Grandaddy – Last Place

Album Review by Finbarr Bermingham | 27 Feb 2017
Album title: Last Place
Artist: Grandaddy
Label: 30th Century Records
Release date: 3 Mar

Eleven years ago, Jason Lytle pulled the plug on Grandaddy after four albums of intriguing and often wonderful indie rock music. They fused the archetypal 90s scuzz of Pavement with the more psychedelic wanderings of the Flaming Lips and even ELO to create something utterly individual. Last Place sounds as though they've never been away: it’s an album loaded with ideas and melodies, on occasion hitting the dizzy heights of their stellar first albums, Under the Western Freeway and The Sophtware Slump.

Grandaddy were a band that always sounded nostalgic, even when they were singing about the future, robots and time-traveling.
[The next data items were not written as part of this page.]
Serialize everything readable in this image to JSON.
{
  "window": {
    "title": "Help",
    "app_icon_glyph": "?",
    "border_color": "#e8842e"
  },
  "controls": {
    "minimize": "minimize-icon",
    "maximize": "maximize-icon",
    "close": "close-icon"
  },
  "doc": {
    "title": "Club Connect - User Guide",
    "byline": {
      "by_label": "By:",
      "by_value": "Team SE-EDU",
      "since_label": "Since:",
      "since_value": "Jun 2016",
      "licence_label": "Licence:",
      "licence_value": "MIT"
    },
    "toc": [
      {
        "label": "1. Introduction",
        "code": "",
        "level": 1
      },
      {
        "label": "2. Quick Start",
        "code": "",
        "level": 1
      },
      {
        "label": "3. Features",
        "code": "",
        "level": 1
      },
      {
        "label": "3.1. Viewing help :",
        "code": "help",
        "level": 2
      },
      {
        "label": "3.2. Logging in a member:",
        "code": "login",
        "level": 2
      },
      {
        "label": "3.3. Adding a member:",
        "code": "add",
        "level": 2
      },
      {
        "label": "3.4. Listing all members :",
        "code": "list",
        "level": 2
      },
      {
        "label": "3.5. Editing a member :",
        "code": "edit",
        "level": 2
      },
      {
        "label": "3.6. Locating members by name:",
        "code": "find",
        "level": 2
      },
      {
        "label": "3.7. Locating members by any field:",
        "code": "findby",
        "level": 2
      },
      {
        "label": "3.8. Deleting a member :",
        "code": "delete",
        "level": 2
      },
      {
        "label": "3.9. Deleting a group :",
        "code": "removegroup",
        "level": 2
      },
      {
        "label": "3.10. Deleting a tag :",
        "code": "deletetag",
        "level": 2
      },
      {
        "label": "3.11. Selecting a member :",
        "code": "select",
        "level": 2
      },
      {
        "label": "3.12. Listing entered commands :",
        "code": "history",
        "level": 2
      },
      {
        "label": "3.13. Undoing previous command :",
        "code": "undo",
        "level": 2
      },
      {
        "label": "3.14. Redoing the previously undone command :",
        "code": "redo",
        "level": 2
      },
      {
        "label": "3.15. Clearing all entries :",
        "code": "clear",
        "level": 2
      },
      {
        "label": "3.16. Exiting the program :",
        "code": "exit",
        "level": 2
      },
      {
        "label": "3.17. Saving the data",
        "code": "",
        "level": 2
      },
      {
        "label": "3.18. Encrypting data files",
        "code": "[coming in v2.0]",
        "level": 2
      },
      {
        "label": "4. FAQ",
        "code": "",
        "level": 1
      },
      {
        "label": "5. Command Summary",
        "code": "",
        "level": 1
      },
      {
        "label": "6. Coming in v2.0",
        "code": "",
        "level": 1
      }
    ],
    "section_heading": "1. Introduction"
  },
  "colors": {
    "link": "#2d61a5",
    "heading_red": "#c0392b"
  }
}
Last Place is as melancholic as anything we've ever heard from the band, understandably so given that much of it is inspired by the breakup of Jason Lytle’s marriage – Lytle has spoken about how the reunion of Grandaddy was a crutch as he looked to rebuild his life.

'Nothing lasts forever,' he sings on opening track Evermore, a song dominated by a scuzzy riff that sets the tone for the rest of the album. Yes, Last Place is sad, but it's so melodious, so warm and so peculiar that it’s difficult to feel anything but love for it. From the gasp of relish that opens proceedings ('Aaaaaaaahhhh'), to the cartoonish intro that follows it, this is fresh and fun – a record that sounds as though it was as fun to make as it is to listen to.

Lytle has spoken about using previous Grandaddy records as a reference point for this one, and this self-reflection provides some of the album’s loveliest moments. On Jed the 4th, he resurrects the humanoid character from The Sophtware Slump, using a reprise to Jed’s Poem from that record to tell us that Jed the robot 'was a metaphor' for his own boozing at the time.

Similarly, Lost Machine – the grandest track here – revisits the story of Broken Household Appliance National Forest, whereby nature coexists with dumped 'audio surveillance equipment' and toasters. This is clearly a metaphor for his own lost love. 'Everything about us is a lost machine,' he sings over swirling strings and synths, on surely the saddest song about white goods you’ll ever hear. It’s sentimental, it’s oddball and it’s beautiful. In other words, it’s Grandaddy at their finest.